JUAN GABRIEL: Es un estado del alma
Jan Martinez Ahrens/ elpais.com
Era y es un sentimiento. Juan Gabriel, mucho más que una voz, un compositor o un símbolo, fue un estado del alma. A veces dulzón y cálido, otras roto y llorado. Pero siempre fiel a sí mismo, a un incendio melódico que a lo largo de seis décadas nunca se apagó y que es (y será) espejo de México.
Nacido el 7 de enero de 1950 en Parácuaro (Michoacán), Alberto Aguilera Valadez tocó las teclas del alma mexicana como muy pocos a lo largo de su historia. Y no fue fácil. En un país de sangre y tormento, Juan Gabriel parecía destinado a estrellarse contra el muro de los prejuicios. Frente a las canciones de pelo en pecho, su presencia felina, sus ademanes delicados, sus imposibles y vaporosas camisas, le hacían el candidato perfecto para el escarnio. Pero nada de ello le frenó. Con su música, un desbordante maridaje de guitarras y almíbar, logró quebrar toda resistencia. Por encima de tendencias políticas, más allá de regionalismos e incluso de gustos, hizo de sí mismo un sentimiento compartido en el que gran parte del país se reconocía. Sus conciertos eran acontecimientos masivos que duraban horas y concitaban olas de un entusiasmo ciclópeo. En esos momentos, excesivo y polícromo, era el rey.
El misterio de esa fuerza hay que buscarlo en su propia vida. Como tantas veces sucede, su estrella emergió de los escombros. Fue el menor de 10 hermanos de una familia campesina y pobre de Michoacán. Al poco de nacer, su padre enloqueció, y para rematar el cuadro, el pequeño Alberto, tras un agrio peregrinaje, recaló a los cinco años en una institución social, lejos de su madre y enfrentándose al mundo hostil del olvido. Ahí aprendió música y de ahí también escapó a los 13 años para regresar con su progenitora y vender burritos por las calles de Ciudad Juárez.
Pudo entonces haberse perdido para siempre en la corriente de los días. Pero el fuego de la música tiró de él. Compositor compulsivo, viajó por todo el país para ofrecer sus canciones. Quienes le conocieron en esa etapa inaugural le recuerdan como un joven bonachón y entregado, alguien dispuesto a lo que fuera por hacerse oír. Un idealista o una presa fácil, según se mire.

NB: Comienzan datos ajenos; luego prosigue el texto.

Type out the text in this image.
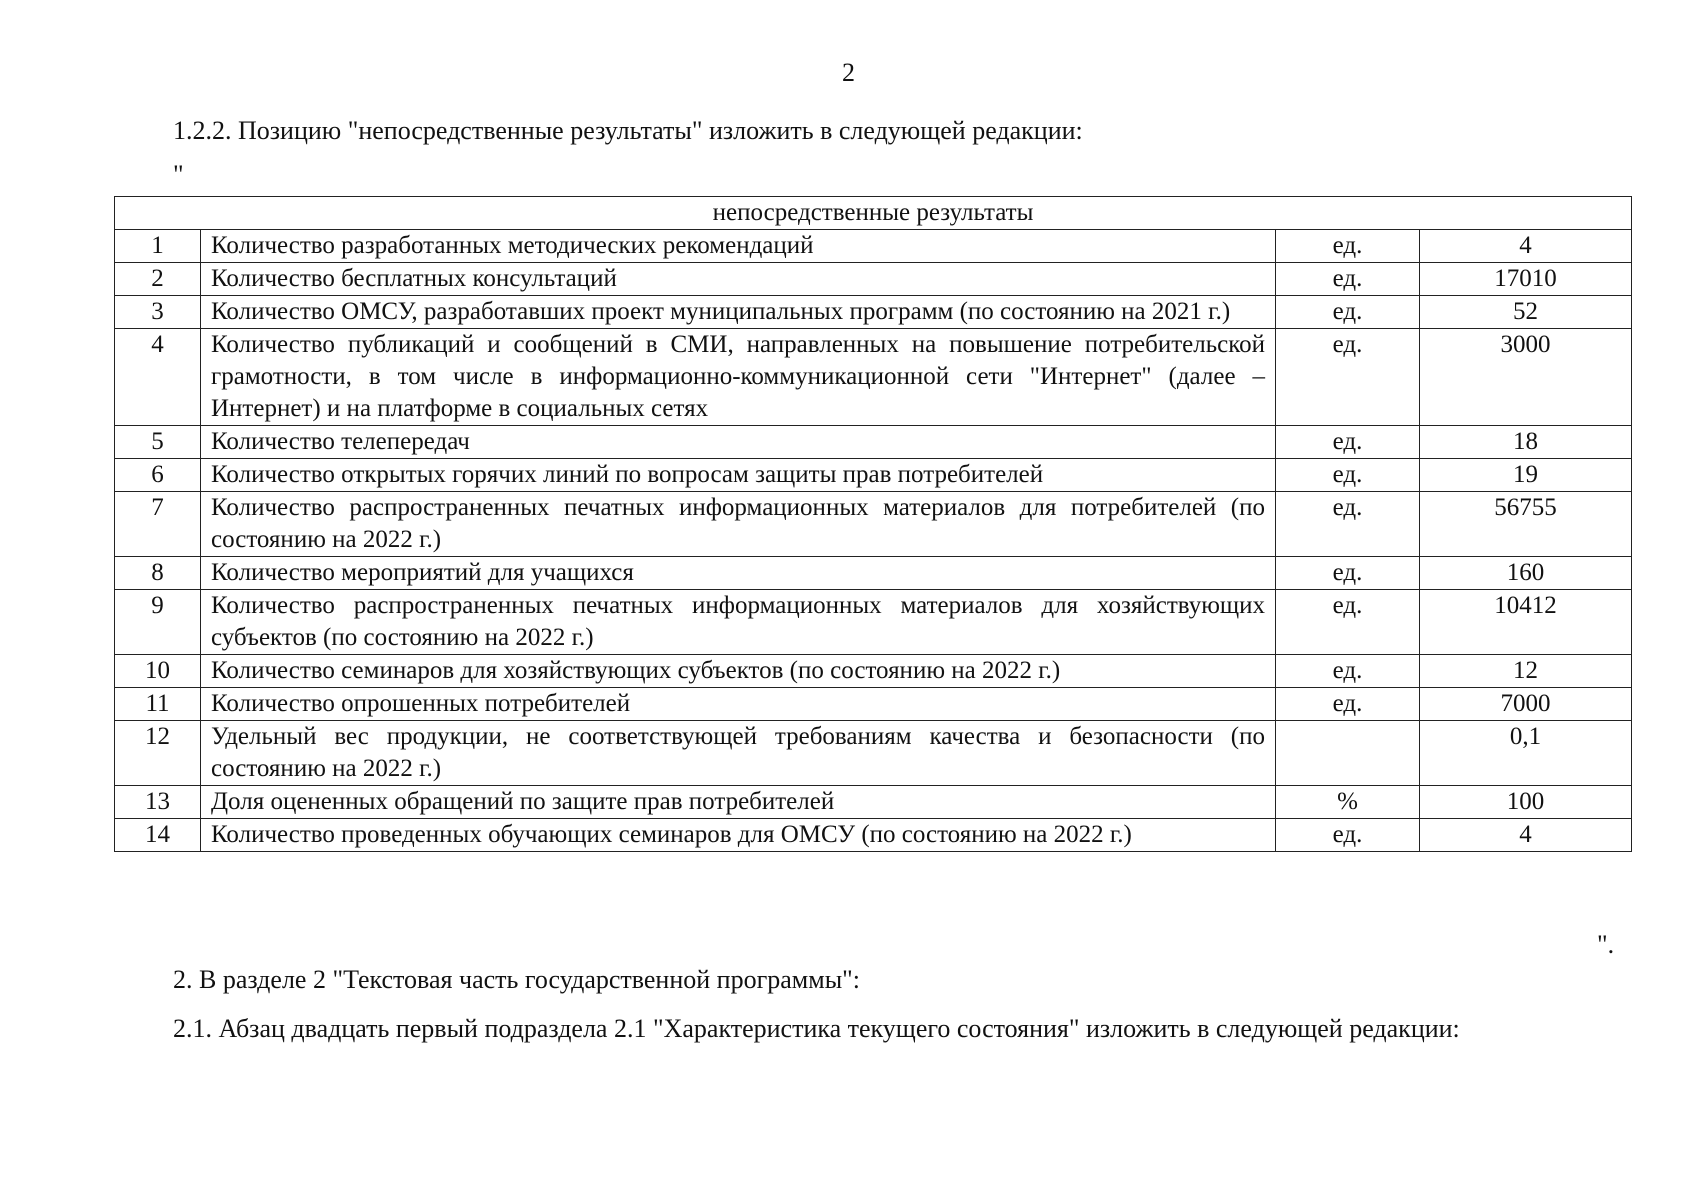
2
1.2.2. Позицию "непосредственные результаты" изложить в следующей редакции:
"
непосредственные результаты			
1	Количество разработанных методических рекомендаций	ед.	4
2	Количество бесплатных консультаций	ед.	17010
3	Количество ОМСУ, разработавших проект муниципальных программ (по состоянию на 2021 г.)	ед.	52
4	Количество публикаций и сообщений в СМИ, направленных на повышение потребительской грамотности, в том числе в информационно-коммуникационной сети "Интернет" (далее – Интернет) и на платформе в социальных сетях	ед.	3000
5	Количество телепередач	ед.	18
6	Количество открытых горячих линий по вопросам защиты прав потребителей	ед.	19
7	Количество распространенных печатных информационных материалов для потребителей (по состоянию на 2022 г.)	ед.	56755
8	Количество мероприятий для учащихся	ед.	160
9	Количество распространенных печатных информационных материалов для хозяйствующих субъектов (по состоянию на 2022 г.)	ед.	10412
10	Количество семинаров для хозяйствующих субъектов (по состоянию на 2022 г.)	ед.	12
11	Количество опрошенных потребителей	ед.	7000
12	Удельный вес продукции, не соответствующей требованиям качества и безопасности (по состоянию на 2022 г.)		0,1
13	Доля оцененных обращений по защите прав потребителей	%	100
14	Количество проведенных обучающих семинаров для ОМСУ (по состоянию на 2022 г.)	ед.	4
".
2. В разделе 2 "Текстовая часть государственной программы":
2.1. Абзац двадцать первый подраздела 2.1 "Характеристика текущего состояния" изложить в следующей редакции:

Paso a paso, bajo el nombre artístico de Adán Luna, se abrió camino. En las boîtes y salas de mal amanecer empezó a hacerse un nombre. El futuro parecía despejarse cuando le alcanzó la puñalada que le marcaría de por vida. En la Ciudad de México fue acusado de robo e ingresó en la penitenciaría de Lecumberri. 18 meses de cautiverio. Ahí terminó de fraguarse su alma de superviviente. Durante aquel tiempo nunca dejó de tocar. Entre barrotes, su pasión llamó la atención del propio director del centro, quien, tras revisar su caso, le ayudó a salir. En su expediente, nunca figuró condena alguna.
Una vez fuera, cambió de nombre y nació Juan Gabriel. Lejos de arredrarse, mostró a cuantos pudo su repertorio, tuvo apoyos, convenció a las discográficas. Ya demasiadas veces roto, se tornó indestructible. Y en 1971 logró su primer éxito. La canción, cómo no, se titulaba No tengo dinero. A partir de entonces, la fama nunca le abandonó. Y tampoco su historia, de la que jamás renegó.
Aun así, pese a los focos y su amor intenso a los escenarios, fue una personalidad reservada. El misterio de su sexualidad, el pánico a las entrevistas, su ocultamiento bajo el maquillaje de una felicidad fácil aumentaron su leyenda. Los que le trataron siempre han hablado de la existencia de dos Juan Gabriel diametralmente opuestos. El público y el privado. A la mayoría sólo les fue dado a conocer el primero. El segundo, el que murió de un infarto este domingo en California, aún tardará en emerger. Pero poco importa. Con el primero bastó. En sus baladas, boleros, rancheras, huapangos, rumbas, sones y salsas, Alberto Aguilera Valadez, más conocido como Juan Gabriel, hizo música de su alma. Y con ella, vibró México.